In this fifth decade of judicial tinkering, with the Harvard case probably heading to the Supreme Court, it is clear that the admissions departments of highly selective universities will devise metrics compatible with porous judicial language in order to shape student bodies to serve what they consider institutional needs. Courts can try to confine admissions departments with porous terms like minor “plus-factors” that are “narrowly tailored” to achieve a “critical mass” of this or that minority without “unduly” harming any group. But those departments will resort to cynical evasions.

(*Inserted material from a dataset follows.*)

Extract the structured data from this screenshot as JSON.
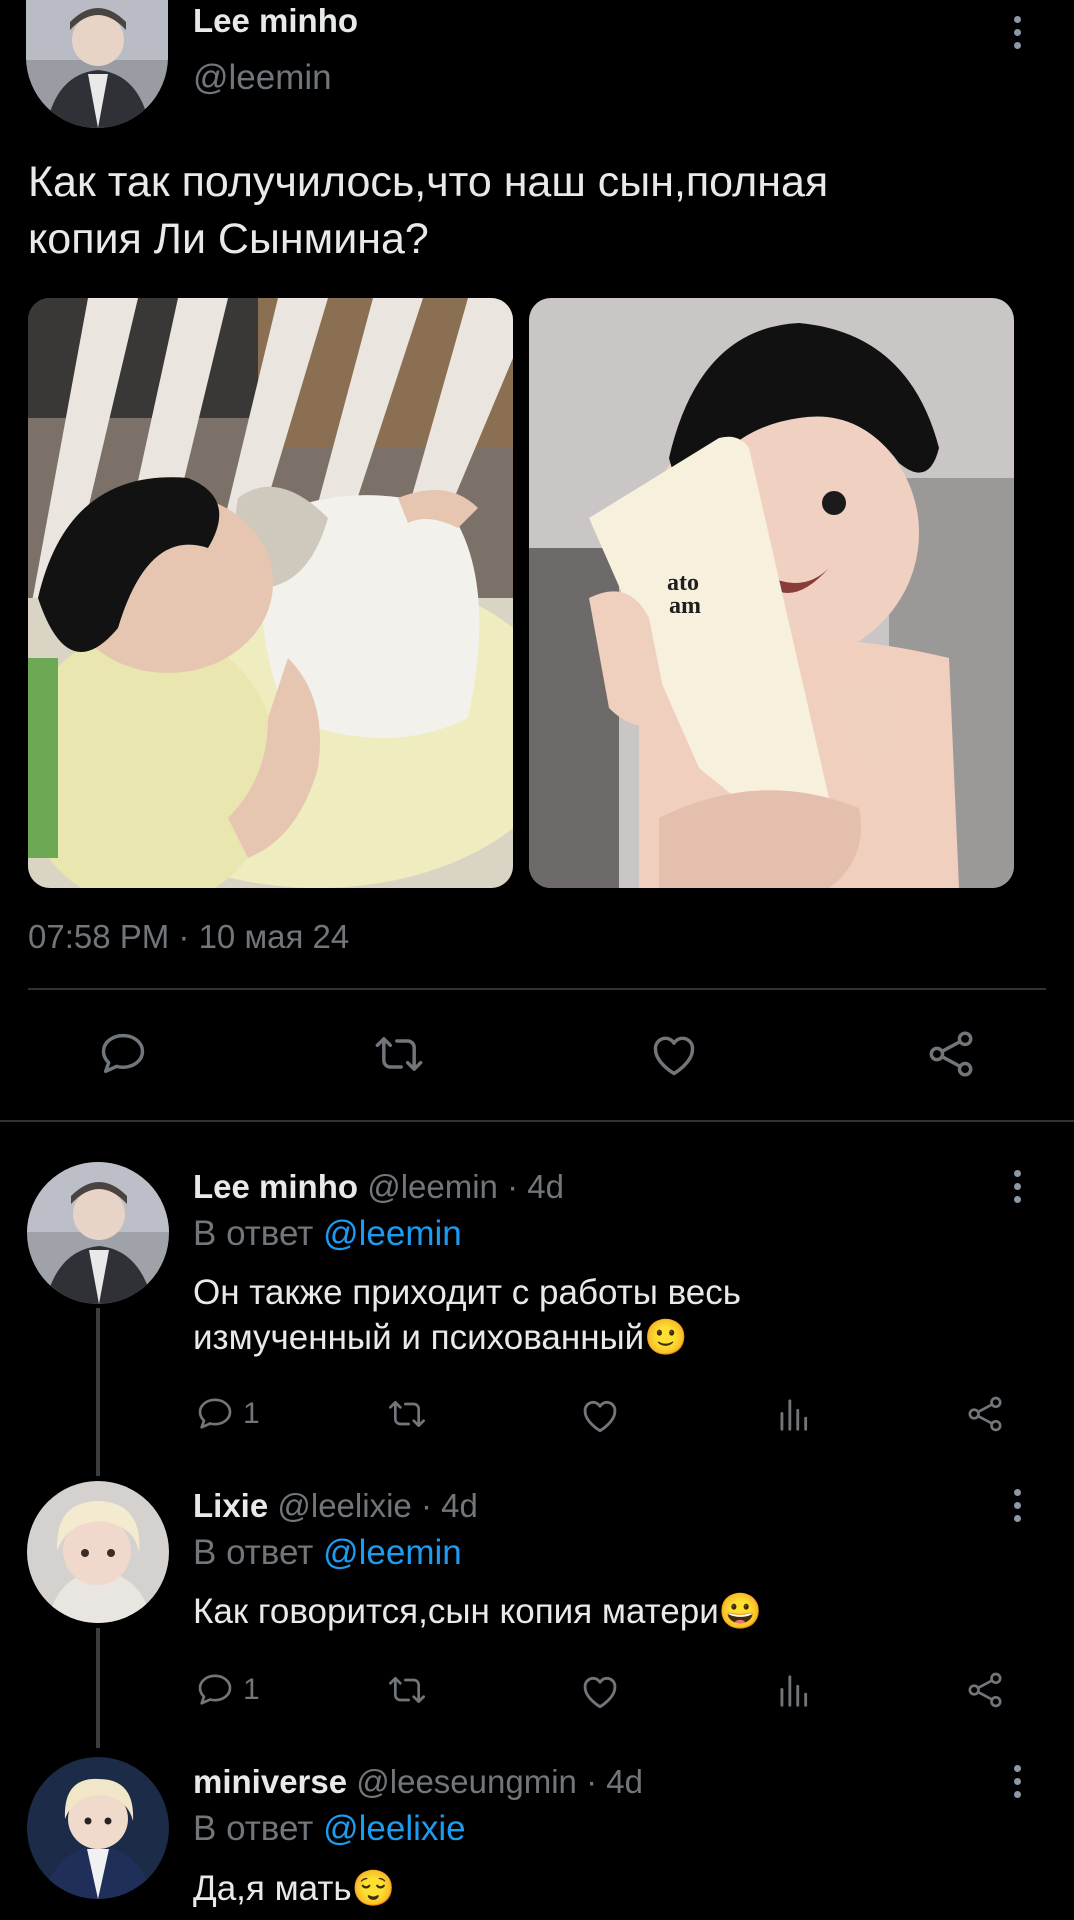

Taking race “into account” could just as well be called taking into account cultures (of communities or ethnic cohorts). Some attributes, including those conducive to academic excellence, are disproportionately prevalent among various groups (e.g., Asian Americans, Jews at various times).
So, a fourth question: If universities do not consciously shape their student bodies, who will? The U.S. Education Department, with criteria as variable as the nation’s election results?

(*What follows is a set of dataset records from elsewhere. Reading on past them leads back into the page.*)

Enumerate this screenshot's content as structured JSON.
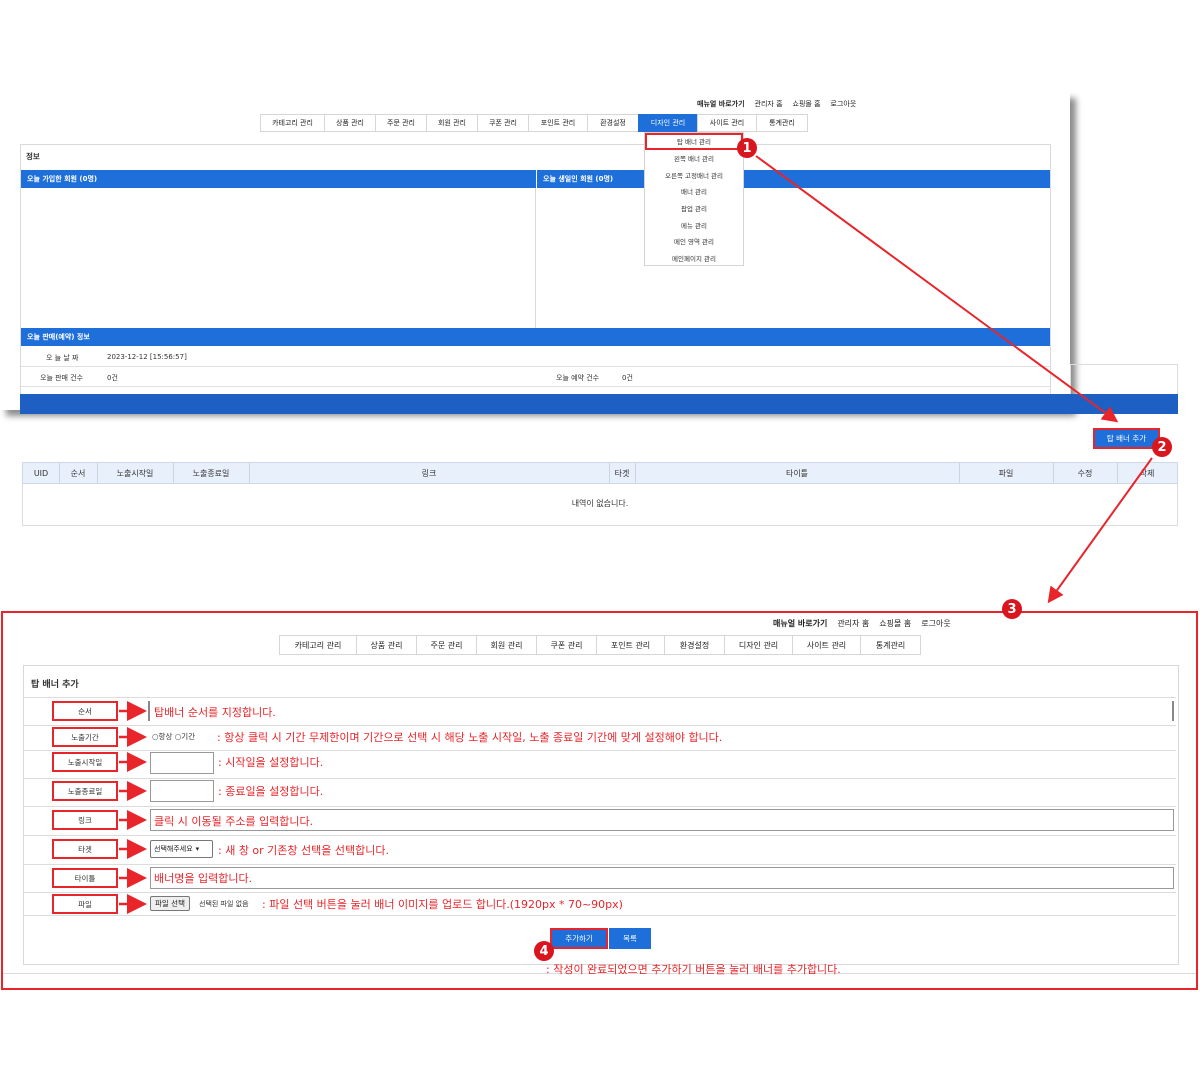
{
  "topbar": {
    "manual_link": "매뉴얼 바로가기",
    "admin_home": "관리자 홈",
    "shop_home": "쇼핑몰 홈",
    "logout": "로그아웃"
  },
  "nav": {
    "items": [
      "카테고리 관리",
      "상품 관리",
      "주문 관리",
      "회원 관리",
      "쿠폰 관리",
      "포인트 관리",
      "환경설정",
      "디자인 관리",
      "사이트 관리",
      "통계관리"
    ]
  },
  "dropdown": {
    "items": [
      "탑 배너 관리",
      "왼쪽 배너 관리",
      "오른쪽 고정배너 관리",
      "배너 관리",
      "팝업 관리",
      "메뉴 관리",
      "메인 영역 관리",
      "메인페이지 관리"
    ]
  },
  "dashboard": {
    "section_title": "정보",
    "new_members": "오늘 가입한 회원 (0명)",
    "birthday_members": "오늘 생일인 회원 (0명)",
    "sales_header": "오늘 판매(예약) 정보",
    "date_label": "오 늘 날 짜",
    "date_value": "2023-12-12 [15:56:57]",
    "sales_label": "오늘 판매 건수",
    "sales_value": "0건",
    "reserve_label": "오늘 예약 건수",
    "reserve_value": "0건"
  },
  "list": {
    "add_button": "탑 배너 추가",
    "columns": [
      "UID",
      "순서",
      "노출시작일",
      "노출종료일",
      "링크",
      "타겟",
      "타이틀",
      "파일",
      "수정",
      "삭제"
    ],
    "empty_message": "내역이 없습니다."
  },
  "form": {
    "title": "탑 배너 추가",
    "labels": {
      "order": "순서",
      "period": "노출기간",
      "start": "노출시작일",
      "end": "노출종료일",
      "link": "링크",
      "target": "타겟",
      "title": "타이틀",
      "file": "파일"
    },
    "radio_always": "항상",
    "radio_period": "기간",
    "target_placeholder": "선택해주세요",
    "file_button": "파일 선택",
    "file_none": "선택된 파일 없음",
    "submit_button": "추가하기",
    "list_button": "목록"
  },
  "notes": {
    "order": "탑배너 순서를 지정합니다.",
    "period": ": 항상 클릭 시 기간 무제한이며 기간으로 선택 시 해당 노출 시작일, 노출 종료일 기간에 맞게 설정해야 합니다.",
    "start": ": 시작일을 설정합니다.",
    "end": ": 종료일을 설정합니다.",
    "link": "클릭 시 이동될 주소를 입력합니다.",
    "target": ": 새 창 or 기존창 선택을 선택합니다.",
    "title": "배너명을 입력합니다.",
    "file": ": 파일 선택 버튼을 눌러 배너 이미지를 업로드 합니다.(1920px * 70~90px)",
    "submit": ": 작성이 완료되었으면 추가하기 버튼을 눌러 배너를 추가합니다."
  },
  "steps": [
    "1",
    "2",
    "3",
    "4"
  ],
  "colors": {
    "accent": "#1e6fd9",
    "annotation": "#e8252a"
  }
}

America’s great universities, having become playthings of progressives, are now targeted by populists. Two years ago, the Republican tax bill targeted elite schools with the largest per-student endowments. This tax raises a pittance but scratches a populist itch — resentment of excellence. Last month, a Republican administration’s Education Department threatened to withdraw federal funding from a joint Duke University and University of North Carolina Middle East–studies program because it lacks viewpoint — wait for it — diversity. And reflects hostility to Israel, is insufficiently “positive” about Christianity and Judaism, and is saturated with extraneous progressive propaganda. These charges, and accusations of anti-Semitism, are entirely plausible, but are conservatives, supposed proponents of modest government, comfortable with bureaucrats dictating the contents of college courses?
The uninhibited district-court judge in the Harvard case, who suggested Harvard admissions officers be trained against “implicit bias,” asserted that student-body diversity fosters “tolerance, acceptance, and understanding.” So, consider a fifth question: Is it a mere coincidence that academia’s obsession with diversity has coincided with a tsunami of campus intolerance and hysteria?